As the CEO of a company developing its own approach to a new hemostatic device, I believe that many heads are better than one when it comes to progress. That is why, in mid-2015, my Massachusetts-based company initiated a research and development collaboration with the CÚRAM Center for Research in Medical Devices, a new center of excellence for research based in Galway, Ireland. The technology was initially created at the Massachusetts Institute of Technology and licensed by Arch for development and eventual commercialization. When considering a range of R&D options and our eventual push into the EU marketplace, we focused on Ireland as a potential location to establish a footprint. A CÚRAM partnership was appealing in that it would provide R&D support and resources. Together, we intend to deploy our resources in Ireland on a range of activities from early-stage research to late-stage development for diverse pipeline projects.

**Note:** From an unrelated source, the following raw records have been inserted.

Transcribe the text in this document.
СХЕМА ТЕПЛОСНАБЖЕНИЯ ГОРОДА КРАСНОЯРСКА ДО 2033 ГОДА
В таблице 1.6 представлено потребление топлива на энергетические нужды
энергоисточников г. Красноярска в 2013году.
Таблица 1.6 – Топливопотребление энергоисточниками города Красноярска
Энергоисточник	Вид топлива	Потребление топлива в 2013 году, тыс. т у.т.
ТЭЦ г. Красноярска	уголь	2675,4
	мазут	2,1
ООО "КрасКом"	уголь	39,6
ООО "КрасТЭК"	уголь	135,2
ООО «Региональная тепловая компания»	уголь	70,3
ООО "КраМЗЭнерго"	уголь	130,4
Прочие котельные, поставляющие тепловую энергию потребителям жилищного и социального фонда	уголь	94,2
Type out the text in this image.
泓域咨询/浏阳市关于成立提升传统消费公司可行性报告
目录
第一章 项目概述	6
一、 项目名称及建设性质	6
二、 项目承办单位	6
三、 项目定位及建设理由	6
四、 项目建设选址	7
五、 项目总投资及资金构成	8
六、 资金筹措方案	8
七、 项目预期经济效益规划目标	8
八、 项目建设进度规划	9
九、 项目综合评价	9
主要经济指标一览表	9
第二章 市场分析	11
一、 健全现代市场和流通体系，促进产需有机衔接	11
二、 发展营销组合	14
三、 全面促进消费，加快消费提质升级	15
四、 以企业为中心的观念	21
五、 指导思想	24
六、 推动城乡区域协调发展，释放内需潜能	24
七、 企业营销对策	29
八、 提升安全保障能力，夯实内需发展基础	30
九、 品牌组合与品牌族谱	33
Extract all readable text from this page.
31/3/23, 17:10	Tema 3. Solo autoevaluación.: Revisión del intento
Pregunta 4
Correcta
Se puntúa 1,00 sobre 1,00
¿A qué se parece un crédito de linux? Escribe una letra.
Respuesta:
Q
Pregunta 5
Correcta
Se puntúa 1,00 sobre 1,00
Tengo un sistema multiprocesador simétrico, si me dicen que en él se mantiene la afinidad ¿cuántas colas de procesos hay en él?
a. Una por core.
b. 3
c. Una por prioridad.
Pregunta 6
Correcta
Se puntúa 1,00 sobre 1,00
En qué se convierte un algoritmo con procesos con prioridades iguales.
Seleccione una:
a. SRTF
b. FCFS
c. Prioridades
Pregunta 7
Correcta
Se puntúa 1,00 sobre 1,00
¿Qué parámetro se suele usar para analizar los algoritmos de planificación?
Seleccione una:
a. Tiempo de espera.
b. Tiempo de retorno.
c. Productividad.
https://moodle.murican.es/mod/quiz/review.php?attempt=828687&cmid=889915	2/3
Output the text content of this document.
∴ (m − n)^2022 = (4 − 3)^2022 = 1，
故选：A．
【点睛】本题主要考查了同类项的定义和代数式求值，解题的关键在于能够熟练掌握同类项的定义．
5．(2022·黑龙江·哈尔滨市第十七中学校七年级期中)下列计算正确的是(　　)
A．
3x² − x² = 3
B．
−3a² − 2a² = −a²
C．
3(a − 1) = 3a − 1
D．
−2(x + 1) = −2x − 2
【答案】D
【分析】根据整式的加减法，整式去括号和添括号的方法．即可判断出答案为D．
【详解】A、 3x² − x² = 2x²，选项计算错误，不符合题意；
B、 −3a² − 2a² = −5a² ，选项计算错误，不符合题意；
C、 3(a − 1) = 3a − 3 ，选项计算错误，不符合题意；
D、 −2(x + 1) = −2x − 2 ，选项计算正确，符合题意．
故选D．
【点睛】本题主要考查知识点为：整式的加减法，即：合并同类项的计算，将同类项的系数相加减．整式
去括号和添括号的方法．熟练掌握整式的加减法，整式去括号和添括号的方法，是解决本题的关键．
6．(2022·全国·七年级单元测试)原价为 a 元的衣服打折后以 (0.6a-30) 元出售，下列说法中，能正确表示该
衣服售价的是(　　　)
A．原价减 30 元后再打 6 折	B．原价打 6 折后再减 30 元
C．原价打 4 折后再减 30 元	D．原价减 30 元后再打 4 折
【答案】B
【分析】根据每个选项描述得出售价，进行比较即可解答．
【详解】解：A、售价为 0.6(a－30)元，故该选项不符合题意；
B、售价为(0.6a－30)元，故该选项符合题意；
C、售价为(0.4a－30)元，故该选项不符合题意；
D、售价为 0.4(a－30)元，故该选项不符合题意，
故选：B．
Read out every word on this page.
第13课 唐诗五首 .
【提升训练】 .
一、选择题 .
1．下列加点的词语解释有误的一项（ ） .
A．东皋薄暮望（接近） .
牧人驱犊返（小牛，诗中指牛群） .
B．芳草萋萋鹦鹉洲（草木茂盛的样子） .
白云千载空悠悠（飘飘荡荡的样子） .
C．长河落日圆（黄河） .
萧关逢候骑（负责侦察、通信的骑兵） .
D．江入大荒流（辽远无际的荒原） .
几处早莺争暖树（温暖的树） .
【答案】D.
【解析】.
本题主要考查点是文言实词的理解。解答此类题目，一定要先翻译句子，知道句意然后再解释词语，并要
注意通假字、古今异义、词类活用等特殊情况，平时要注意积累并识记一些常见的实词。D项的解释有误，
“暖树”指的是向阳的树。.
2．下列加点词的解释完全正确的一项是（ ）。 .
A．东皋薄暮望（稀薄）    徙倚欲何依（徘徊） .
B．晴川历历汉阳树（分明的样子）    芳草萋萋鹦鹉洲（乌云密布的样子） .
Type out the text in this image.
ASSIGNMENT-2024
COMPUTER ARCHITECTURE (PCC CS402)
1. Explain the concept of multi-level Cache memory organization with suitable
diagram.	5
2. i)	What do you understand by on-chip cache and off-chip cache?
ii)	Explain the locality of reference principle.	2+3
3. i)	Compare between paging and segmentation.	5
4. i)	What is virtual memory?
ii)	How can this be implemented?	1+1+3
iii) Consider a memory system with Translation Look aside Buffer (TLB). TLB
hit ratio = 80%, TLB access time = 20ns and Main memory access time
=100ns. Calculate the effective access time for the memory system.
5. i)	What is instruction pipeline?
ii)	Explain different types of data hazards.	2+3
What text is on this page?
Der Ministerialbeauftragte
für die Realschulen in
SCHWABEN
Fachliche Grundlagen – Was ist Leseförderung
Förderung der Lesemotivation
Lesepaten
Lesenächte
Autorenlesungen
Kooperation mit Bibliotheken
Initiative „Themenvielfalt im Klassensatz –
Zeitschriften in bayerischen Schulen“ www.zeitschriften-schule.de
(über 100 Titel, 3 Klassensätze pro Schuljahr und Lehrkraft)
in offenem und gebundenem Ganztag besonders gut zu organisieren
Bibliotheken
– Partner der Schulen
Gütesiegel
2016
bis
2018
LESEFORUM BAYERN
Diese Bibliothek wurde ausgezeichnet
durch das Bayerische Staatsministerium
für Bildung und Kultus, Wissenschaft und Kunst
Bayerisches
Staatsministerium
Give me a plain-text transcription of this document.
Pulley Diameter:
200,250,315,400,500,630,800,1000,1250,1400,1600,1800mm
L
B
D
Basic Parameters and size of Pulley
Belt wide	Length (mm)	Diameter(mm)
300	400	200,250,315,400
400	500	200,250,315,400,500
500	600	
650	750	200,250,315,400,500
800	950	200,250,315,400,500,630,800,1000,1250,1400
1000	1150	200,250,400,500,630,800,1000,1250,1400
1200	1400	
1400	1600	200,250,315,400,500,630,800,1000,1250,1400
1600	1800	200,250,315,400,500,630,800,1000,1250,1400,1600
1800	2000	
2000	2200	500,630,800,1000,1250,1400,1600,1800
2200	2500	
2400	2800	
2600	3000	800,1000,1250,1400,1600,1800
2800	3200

Our collaboration—as well as others being undertaken by companies here and abroad—encompasses a direct, forward-looking approach to the changing global dynamic of both industry and academic R&D. It represents a trend that promises mutually beneficial opportunities for companies and research centers alike. In our case, my company benefits by obtaining access to financial, infrastructural and expert human resources for our planned work; CÚRAM benefits by being provided access to collaborate on our technology; and Ireland benefits from the shift of some of our financial and labor resources to the country as well as the growing footprint of a non-Irish company into the country.

I believe an ideal hemostatic device can be created with our synthetic peptide in the form of a clear liquid that can be squirted or sprayed onto a wound, resulting in a physical/mechanical barrier that stops bleeding promptly, even in the presence of antithrombotics, also known as blood thinners. Surgeons should be able to see and operate through it; it should be bioabsorbable and enable normal healing. This is the approach that my company has been pursuing with our own and our licensed technology, and recently with the support of CÚRAM.

We have already met with encouraging results. We recently reported data from a study indicating that treatment with our synthetic peptide, called AC5, achieved median time to hemostasis 41% faster than the standard of care during a dermatology procedure. Additional clinical data indicated that for a group of patients who were taking antiplatelet therapy, median time to hemostasis was also significantly reduced. In fact, in both groups, the time to hemostasis for wounds treated with our product was less than 30 seconds.

If building the perfect hemostatic device were easy, a single company might have accomplished the feat by now—and reaped the rewards. In reality, just as in so many other scientific endeavors, the key to success may lie in collaboration between far-flung partners—with the potential glory to be shared on many shoulders.

References

  1. Achneck HE, Sileshi BS, Jamiolkowski RM, Albala DM, Shapiro ML, Lawson JH. A comprehensive review of topical hemostatic agents: efficacy and recommendations for use. Ann Surg. 2010 Feb;251(2):217-228.
  2. Stuke LE. Prehospital topical hemostatic agents: a review of the current literature. National Association of Emergency Medical Technicians.
  3. MedMarket Diligence, LLC, Report #S290, “Worldwide Markets for Surgical Sealants, Glues, and Hemostats, 2015-2022.″
  4. MedMarket Diligence, LLC; Report #S290, “Worldwide Markets for Surgical Sealants, Glues, and Hemostats, 2015-2022.”